Why does an empowered control over one's life automatically denote amorality? I feel urges to cheat on my spouse, I dont act on them but I feel them. So do emperor penguins for fucks sake though! You dont have to be religious to be a moral person. Or in other words, just because I dont believe in god doesnt mean i dont believe in anything, there are various moral principles i believe in and follow quite rigidly.

What is important here, is that I am always open to the idea that I can re-evaluate my opinions. If my morals or my relationships change, I will change as well. I know who I am and who i want to be, and having freedom doesnt mean I have to act on every impulse I come across. It means I have the choice to shape my character how I see fit.

Feel free to continue the discussion as i always appreciate thoughtful comments.
-Jon

In reply to this comment by filantropo:
JiggaJonson, the power you speak of seems oh so ilimited, but for some not even the right to death is free of society's sick moral issues (mainly caused by obtuse religious bull'). For most of us, there's always a moral and ethical value obliterating the quality (and in a sense, the value) of our own life.

Be it overworking to pay college to our children, be it castrating our urges to not cheat on our (faithful?) partner, be it paying for something instead of stealing (although it's a ordinary thought to consider ourselves as robbed by the government), be it whatever impulse or pondered craving we come across, we're always members of a moral network, never are we free solitary individuals. And morality comes in many forms, many concepts, since it's simply the thing around which our choices concerning society revolve.

To be truly "in charge of our own life" as you said seems to imply amorality. Now you certainly are not amoral, and you'll understand how I know this if you're familiar with a notion as amorality.

To exist, morality has to be justified by an entity that transcends the immediate and belongs to the untimely. The concept of god and its inevitable judgement fit perfectly, to those who accept such concept.
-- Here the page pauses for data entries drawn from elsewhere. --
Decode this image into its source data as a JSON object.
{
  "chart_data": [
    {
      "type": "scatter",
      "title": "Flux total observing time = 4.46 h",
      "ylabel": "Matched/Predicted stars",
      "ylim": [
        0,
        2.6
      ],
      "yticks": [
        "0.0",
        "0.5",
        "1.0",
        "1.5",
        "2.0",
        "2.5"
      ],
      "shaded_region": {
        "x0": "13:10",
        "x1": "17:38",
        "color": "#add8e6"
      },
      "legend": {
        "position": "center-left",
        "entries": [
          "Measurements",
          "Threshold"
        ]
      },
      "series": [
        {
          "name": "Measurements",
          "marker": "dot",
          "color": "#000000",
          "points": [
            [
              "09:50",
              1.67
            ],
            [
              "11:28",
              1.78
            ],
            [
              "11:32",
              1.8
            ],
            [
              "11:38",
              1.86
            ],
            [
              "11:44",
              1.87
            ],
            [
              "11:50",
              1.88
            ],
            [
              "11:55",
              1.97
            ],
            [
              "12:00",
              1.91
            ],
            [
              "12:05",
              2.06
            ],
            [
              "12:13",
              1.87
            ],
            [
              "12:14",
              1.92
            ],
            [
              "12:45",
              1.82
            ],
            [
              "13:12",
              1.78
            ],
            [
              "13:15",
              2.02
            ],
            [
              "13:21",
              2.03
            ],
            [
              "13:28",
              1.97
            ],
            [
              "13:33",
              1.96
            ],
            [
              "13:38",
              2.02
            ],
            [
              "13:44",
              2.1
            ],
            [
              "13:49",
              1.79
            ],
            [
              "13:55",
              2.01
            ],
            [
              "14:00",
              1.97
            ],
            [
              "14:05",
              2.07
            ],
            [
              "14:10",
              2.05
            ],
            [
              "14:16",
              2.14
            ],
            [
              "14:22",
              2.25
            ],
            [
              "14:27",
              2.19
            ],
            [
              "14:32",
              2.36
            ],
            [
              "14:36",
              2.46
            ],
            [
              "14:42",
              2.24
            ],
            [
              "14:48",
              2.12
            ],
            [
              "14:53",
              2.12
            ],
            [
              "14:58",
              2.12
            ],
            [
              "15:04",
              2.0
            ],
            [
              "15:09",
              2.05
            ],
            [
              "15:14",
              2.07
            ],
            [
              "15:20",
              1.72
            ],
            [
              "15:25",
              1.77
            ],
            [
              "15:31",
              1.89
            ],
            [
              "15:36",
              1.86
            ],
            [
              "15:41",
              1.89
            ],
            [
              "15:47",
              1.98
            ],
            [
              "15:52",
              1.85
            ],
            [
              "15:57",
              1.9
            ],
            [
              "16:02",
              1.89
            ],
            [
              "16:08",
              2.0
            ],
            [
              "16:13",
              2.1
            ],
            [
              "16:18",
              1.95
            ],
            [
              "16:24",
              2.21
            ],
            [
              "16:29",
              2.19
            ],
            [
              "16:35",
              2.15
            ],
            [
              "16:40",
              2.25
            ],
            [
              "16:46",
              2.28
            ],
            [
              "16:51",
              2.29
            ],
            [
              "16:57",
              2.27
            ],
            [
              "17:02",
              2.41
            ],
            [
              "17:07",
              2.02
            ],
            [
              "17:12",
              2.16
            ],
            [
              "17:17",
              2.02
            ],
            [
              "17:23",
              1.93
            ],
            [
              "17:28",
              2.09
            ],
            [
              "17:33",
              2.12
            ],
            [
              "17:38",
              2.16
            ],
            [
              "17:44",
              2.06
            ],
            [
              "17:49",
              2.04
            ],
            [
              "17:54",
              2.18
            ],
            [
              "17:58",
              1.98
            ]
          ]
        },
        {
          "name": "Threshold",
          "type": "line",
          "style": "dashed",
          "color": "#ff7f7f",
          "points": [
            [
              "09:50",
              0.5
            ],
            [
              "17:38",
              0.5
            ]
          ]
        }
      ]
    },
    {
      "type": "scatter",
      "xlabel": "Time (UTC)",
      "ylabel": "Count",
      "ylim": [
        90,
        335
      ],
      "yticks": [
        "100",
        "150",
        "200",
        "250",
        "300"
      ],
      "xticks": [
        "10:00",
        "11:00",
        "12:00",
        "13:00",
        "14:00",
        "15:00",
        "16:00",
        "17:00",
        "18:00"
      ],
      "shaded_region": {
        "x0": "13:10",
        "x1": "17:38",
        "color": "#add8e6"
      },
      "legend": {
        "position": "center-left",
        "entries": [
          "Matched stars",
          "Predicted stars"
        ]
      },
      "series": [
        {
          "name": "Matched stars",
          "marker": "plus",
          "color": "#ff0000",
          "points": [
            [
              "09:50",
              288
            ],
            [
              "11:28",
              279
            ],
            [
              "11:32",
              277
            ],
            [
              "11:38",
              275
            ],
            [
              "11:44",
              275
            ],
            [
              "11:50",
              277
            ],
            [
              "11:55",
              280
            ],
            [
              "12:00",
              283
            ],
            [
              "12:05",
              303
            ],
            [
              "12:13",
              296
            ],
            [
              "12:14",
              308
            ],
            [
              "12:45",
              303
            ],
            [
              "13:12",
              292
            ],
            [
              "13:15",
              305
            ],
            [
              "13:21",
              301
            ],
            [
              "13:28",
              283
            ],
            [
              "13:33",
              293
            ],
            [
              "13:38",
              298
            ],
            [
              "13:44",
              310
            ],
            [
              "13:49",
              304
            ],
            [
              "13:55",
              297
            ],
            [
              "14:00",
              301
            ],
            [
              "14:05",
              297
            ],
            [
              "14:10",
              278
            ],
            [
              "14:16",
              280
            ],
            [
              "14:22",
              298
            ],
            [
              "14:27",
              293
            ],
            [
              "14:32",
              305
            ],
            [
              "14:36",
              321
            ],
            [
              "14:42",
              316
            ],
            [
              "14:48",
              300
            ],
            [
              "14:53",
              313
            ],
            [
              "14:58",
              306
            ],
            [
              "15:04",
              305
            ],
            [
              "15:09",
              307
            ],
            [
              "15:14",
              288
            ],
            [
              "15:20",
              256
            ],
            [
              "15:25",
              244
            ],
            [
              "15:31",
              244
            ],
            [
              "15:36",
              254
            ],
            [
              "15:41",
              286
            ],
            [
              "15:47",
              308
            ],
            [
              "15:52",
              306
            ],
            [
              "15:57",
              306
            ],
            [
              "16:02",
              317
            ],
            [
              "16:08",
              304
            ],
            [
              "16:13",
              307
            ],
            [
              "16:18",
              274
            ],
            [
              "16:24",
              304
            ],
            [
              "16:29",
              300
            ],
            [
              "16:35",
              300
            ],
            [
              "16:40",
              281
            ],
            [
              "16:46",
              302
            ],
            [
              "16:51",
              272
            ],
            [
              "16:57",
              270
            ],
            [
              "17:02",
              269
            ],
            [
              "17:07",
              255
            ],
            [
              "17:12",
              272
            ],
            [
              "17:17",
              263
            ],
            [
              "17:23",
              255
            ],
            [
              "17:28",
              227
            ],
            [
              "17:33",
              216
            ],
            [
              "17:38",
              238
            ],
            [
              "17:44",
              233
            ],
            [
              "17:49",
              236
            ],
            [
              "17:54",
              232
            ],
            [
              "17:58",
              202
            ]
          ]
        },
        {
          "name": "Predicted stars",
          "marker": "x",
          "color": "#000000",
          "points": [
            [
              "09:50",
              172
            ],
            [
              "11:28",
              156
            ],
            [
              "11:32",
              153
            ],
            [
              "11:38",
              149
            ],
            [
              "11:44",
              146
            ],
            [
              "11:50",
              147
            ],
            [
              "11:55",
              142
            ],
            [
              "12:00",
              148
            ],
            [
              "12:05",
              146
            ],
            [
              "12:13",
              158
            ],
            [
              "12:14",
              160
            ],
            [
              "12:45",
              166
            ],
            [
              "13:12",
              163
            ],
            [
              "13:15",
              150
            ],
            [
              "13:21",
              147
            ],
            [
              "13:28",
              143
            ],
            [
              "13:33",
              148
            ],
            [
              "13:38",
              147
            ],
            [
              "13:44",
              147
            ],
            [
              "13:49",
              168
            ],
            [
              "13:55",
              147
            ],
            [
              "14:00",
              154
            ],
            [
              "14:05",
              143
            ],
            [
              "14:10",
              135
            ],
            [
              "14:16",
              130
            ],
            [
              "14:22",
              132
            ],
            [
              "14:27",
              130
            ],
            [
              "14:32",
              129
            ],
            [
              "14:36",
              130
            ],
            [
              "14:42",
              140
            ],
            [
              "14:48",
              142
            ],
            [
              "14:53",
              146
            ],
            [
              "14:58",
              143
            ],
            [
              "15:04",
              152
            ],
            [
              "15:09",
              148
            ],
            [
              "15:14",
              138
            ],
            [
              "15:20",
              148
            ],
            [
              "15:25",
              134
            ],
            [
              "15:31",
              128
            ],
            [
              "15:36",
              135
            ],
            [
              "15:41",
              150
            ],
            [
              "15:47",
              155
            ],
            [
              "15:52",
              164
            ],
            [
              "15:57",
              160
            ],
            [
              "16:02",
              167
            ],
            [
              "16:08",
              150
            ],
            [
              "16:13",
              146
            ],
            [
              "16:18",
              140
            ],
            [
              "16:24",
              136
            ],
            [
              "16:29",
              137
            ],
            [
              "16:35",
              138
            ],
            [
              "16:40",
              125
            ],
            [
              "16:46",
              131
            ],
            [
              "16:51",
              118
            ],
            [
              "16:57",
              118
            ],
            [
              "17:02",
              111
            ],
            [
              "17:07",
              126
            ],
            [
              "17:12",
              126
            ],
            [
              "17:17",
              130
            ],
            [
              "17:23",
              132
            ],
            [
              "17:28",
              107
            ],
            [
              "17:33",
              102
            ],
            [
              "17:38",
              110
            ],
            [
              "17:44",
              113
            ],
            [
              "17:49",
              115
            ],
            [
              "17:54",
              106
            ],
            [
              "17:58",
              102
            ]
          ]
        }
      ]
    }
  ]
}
For the rest of us, there's the Law (in its turn, based on God's existence), and what it dictates happens to be out of our personal control.

Those who don't have faith in an entity that can't be rationalized are left with one question: "can anyone refuse the overwhelming power of Morality and still be rational?"

But those who do have faith in an entity are left with a more disturbing question: "after erasing all your doubts and concerns with the acceptance of a power that can't be proven nor rationalized, are you still rational and do you still seek Reason as the human that you are (and whose definition lies on Reason itself)?"